Starting the conversation
Some community leaders have stressed the importance of linking addiction treatment to the Islamic faith. But Islamic prohibitions against using any intoxicants — neither drugs nor alcohol — can make it difficult to address.
“Somali culture is derived from the Muslim religion, so it’s very hard to separate the two,” said Ayan Mohamed, who is founder and executive director of Changing the Narrative, a group that helped organize the forum. “When you talk about mental health and addiction, you have to talk about Islam.”
She said many older imams who hold higher positions are not very receptive to it.
“That’s what we’re trying to do with this initiative, have people come out and hopefully get the conversation going with the older leaders,” Mohamed said.
The Minnesota Department of Health developed training for about 20 imams in the Somali community in 2017, addressing how to find substance abuse treatment facilities and the nearest drop boxes for unused medications.
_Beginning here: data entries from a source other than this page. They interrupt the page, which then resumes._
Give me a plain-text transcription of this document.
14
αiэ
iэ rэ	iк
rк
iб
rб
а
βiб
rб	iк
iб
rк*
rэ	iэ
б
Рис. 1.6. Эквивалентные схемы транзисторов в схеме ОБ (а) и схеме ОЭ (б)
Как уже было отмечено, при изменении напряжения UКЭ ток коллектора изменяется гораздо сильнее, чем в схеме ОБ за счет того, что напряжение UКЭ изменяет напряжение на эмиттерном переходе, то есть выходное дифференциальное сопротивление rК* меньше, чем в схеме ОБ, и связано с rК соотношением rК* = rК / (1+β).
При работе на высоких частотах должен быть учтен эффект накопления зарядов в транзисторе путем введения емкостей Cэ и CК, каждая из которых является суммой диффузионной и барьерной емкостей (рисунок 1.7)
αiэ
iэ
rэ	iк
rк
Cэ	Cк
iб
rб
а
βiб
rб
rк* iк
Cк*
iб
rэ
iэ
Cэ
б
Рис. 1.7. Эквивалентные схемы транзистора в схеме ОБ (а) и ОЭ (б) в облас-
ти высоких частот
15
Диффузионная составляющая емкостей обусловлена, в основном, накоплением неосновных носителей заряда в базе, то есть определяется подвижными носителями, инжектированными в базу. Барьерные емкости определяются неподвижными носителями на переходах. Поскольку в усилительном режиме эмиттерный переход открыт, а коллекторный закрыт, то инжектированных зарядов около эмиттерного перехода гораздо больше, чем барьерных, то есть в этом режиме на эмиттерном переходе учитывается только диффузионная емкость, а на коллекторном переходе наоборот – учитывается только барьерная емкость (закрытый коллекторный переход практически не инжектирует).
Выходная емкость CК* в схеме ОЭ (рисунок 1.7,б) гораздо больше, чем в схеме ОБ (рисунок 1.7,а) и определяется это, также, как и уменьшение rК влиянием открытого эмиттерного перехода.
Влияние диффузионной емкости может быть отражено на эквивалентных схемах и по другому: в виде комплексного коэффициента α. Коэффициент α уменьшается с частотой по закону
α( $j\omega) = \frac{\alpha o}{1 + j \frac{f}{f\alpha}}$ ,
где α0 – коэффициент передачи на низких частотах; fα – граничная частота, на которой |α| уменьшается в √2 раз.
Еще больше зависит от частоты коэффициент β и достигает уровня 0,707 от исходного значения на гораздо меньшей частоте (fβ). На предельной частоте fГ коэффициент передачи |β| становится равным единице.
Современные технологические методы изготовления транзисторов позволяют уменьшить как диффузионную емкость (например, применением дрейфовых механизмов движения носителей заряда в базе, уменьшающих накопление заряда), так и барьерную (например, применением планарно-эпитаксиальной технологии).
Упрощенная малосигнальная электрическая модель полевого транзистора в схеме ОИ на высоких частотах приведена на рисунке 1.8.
Kate Erickson, the agency’s opioid overdose prevention director, heard a number of stories from the Somali community about more young people being approached to buy drugs and elders who were frustrated that medical providers were hesitant to prescribe opioids they had easily gotten in their homeland.
So she got the idea to approach faith leaders about passing on knowledge about opioids.
“I know that the best way to get a message out in the Somali community is through imams,” Erickson said.
They gave training on administering naloxone to stop the effects of an opioid overdose and understanding the signs of substance abuse, and they took a tour of Alliance.
At the Dar-us-Salam mosque in Burnsville, operations coordinator Qudubi Mursal said that leaders are trying to bring more awareness about addiction to the congregation, especially during the Friday sermon.
“It’s the center of the community,” Mursal said of mosques.
Cultural sensitivity
Mursal, 31, said there’s more of a need for culturally sensitive training and treatment around addiction.
He sees that older East African-American residents aren’t as knowledgeable about patterns of substance abuse and the sophistication of pills and vaping devices. A lot are more focused on just alcohol and marijuana.
“A lot of them assume that it’s only boys that use [substances], or that it’s worse in boys than it is in girls,” Mursal said. “And that’s not always the case.”
When someone overdoses, some Somali-Americans said that the family passes off the death as caused by other problems.
“You can’t tell your mom you did drugs that day,” Abi said, or you’ll get in trouble.
“We don’t open up to them,” said Farhan Aden, 21, another staff member at Alliance who has been sober for one year.
He acknowledged that portrayal of the opioid crisis as a white problem has brought it to mainstream attention, “but for me addiction happens to anyone. It doesn’t choose age, color or gender.”